Sur le moyen, pris en sa première branche

Enoncé du moyen

4. La société RAGT 2N fait grief à l'arrêt de confirmer le jugement et de rejeter ses demandes, alors « qu'un actif sans clientèle propre ne constitue pas un fonds de commerce ; qu'en l'espèce, en se bornant à relever que le germplasm constituait le support de clientèle de l'activité de la société RAGT 2N, sans rechercher, comme elle y était invitée, si l'activité de la société RAGT 2N n'était pas exclusivement dédiée aux sociétés de son groupe, de sorte que celle-ci ne disposait d'aucune clientèle propre, la cour d'appel a entaché sa décision d'un défaut de base légale au regard de l'article 719 du code général des impôts, pris ensemble l'article L. 142-2 du code de commerce. »

Réponse de la Cour

5. La cour d'appel n'avait pas à rechercher si la société RAGT 2N disposait d'une clientèle propre, dès lors qu'il n'était pas contesté que le « germplasm » était rattaché à la branche d'activité de recherche qui, lui ayant été cédée par la société Serasem par un acte soumis aux droits de mutation prévus à l'article 719 du code général des impôts, constituait un fonds de commerce doté d'une clientèle propre.

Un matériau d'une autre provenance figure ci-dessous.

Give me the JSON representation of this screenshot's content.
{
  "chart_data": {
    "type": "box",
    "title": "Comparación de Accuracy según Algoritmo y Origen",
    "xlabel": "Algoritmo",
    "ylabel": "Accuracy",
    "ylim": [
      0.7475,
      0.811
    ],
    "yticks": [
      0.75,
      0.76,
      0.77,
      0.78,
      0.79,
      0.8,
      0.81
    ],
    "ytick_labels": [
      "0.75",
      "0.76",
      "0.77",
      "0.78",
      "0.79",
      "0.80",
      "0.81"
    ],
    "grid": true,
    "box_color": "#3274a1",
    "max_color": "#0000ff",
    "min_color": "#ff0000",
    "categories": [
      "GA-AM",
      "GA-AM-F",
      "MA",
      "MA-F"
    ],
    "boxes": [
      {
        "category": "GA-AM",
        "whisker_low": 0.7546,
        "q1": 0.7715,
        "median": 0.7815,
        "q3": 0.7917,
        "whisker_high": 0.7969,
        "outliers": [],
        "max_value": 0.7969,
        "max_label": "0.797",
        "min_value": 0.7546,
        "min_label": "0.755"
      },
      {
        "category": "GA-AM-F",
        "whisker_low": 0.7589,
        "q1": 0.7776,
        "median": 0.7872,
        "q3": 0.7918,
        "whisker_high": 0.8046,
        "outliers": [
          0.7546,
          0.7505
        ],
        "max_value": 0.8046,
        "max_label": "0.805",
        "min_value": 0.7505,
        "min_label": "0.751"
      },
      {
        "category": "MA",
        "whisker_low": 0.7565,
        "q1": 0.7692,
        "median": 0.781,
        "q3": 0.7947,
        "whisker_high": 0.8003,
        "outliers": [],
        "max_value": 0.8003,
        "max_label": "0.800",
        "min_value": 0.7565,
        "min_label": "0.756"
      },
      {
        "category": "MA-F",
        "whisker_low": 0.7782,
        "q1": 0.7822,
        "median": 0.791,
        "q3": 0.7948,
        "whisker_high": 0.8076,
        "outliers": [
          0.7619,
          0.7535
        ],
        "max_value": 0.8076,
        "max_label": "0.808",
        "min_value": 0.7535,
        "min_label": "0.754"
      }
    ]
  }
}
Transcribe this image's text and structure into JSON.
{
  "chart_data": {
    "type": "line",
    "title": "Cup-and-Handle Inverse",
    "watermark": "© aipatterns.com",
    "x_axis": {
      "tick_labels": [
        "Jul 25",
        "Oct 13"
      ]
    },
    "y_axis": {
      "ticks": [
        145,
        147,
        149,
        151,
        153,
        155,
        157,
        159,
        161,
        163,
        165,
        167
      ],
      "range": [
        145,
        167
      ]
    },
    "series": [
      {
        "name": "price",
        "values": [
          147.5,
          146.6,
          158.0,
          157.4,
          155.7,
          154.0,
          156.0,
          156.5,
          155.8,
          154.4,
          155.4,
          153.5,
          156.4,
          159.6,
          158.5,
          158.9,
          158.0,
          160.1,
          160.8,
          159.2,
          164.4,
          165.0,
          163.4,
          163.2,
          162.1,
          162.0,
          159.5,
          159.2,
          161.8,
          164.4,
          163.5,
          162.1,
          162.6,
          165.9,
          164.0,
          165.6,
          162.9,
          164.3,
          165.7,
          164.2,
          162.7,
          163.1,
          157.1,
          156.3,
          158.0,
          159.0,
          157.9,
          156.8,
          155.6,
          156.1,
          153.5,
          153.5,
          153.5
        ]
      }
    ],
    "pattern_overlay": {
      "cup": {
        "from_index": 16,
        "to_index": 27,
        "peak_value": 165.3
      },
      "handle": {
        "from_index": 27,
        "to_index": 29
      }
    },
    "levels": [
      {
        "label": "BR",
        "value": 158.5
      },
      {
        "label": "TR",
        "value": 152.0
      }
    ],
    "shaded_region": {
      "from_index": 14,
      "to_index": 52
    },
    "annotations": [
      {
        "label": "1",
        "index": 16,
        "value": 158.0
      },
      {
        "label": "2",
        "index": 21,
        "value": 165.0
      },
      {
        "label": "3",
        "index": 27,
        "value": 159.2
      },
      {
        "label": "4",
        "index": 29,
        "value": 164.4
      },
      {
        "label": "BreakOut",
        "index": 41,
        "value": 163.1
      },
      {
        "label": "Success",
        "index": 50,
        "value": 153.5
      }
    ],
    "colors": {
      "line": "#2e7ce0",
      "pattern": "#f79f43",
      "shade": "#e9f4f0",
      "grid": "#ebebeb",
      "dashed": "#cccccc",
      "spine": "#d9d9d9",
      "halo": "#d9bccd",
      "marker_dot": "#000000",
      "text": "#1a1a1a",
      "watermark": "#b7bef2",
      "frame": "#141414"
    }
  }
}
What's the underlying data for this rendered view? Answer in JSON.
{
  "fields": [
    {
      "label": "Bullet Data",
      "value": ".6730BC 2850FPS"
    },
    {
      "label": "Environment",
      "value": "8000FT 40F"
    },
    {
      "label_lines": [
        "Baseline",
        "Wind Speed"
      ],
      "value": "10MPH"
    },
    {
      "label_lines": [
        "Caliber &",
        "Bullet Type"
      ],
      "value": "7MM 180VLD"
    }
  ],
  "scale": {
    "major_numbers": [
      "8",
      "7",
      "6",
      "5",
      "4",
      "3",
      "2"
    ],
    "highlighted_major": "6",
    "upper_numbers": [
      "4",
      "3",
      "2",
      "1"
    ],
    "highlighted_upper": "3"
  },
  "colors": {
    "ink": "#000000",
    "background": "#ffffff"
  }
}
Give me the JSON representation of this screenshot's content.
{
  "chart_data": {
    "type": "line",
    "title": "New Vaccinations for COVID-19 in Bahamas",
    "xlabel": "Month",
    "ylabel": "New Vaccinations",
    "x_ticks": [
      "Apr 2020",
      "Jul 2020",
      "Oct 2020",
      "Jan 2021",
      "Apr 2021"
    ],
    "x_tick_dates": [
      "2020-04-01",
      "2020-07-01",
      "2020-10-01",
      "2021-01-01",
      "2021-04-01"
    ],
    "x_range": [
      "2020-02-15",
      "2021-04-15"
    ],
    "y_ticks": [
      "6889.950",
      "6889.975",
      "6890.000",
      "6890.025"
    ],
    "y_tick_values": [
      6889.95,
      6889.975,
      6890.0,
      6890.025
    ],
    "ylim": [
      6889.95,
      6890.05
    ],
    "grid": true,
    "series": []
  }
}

6. Le moyen n'est donc pas fondé.

Et sur le moyen, pris en ses deuxième, troisième et quatrième branches

Enoncé du moyen

7. La société RAGT 2N fait le même grief à l'arrêt, alors :

« 2°/ qu'en se fondant exclusivement, pour retenir l'existence d'un manquement délibéré de la société RAGT 2N, sur le fait que celle-ci avait précédemment procédé à l'acquisition d'un fonds de commerce d'activité de recherche comprenant du germplasm comme élément incorporel du fonds et dont la valeur avait été prise en compte pour le calcul des droits d'enregistrement, la cour d'appel s'est déterminée par un motif inopérant, violant ainsi les dispositions de l'article 455 du code de procédure civile ;

3°/ que le caractère intentionnel du manquement ne peut être établi lorsque le contribuable est dépourvu de pouvoir de décision quant aux modalités d'assujettissement de l'opération économique réalisée ; qu'en l'espèce, en ne recherchant pas, comme elle y était invitée, si le choix de soumettre la cession au paiement de la taxe sur la valeur ajoutée ne résultait pas exclusivement d'une décision du cocontractant de la société RAGT 2N, la cour d'appel a entaché sa décision d'un défaut de base légale au regard de l'article 1729 du code général des impôts, ensemble l'article 1719 du même code ;

4°/ que le caractère délibéré du manquement n'est pas établi lorsque, du fait de difficultés d'interprétation juridique, l'erreur commise par le contribuable n'est pas intentionnelle ; qu'en l'espèce, en ne recherchant pas, comme elle y était invitée, si l'assujettissement à la taxe sur la valeur ajoutée de l'opération litigieuse ne résultait pas d'une divergence d'interprétation des dispositions législatives complexes relatives à la notion de fonds de commerce, la cour d'appel a entaché sa décision d'un défaut de base légale au regard de l'article 1729 du code général des impôts, pris ensemble l'article 1719 du même code. »

Réponse de la Cour

8. Après avoir constaté, par motifs propres et adoptés, que, pour appliquer les majorations pour manquement délibéré, l'administration s'est fondée sur le fait que la société RAGT 2N avait déjà, le 15 juin 2004, acquis un fonds de commerce d'activité de recherche auprès d'une autre société comprenant du « germplasm » parmi les éléments incorporels, dont la valeur avait été prise en compte pour le calcul des droits d'enregistrement, l'arrêt retient que cet élément illustre la volonté de la société RAGT 2N, qui ne justifie d'aucun élément qui aurait pu la conduire à soumettre l'acquisition du « germplasm » de la société Serasem à un régime fiscal différent, d'éluder le paiement des droits applicables à cette opération.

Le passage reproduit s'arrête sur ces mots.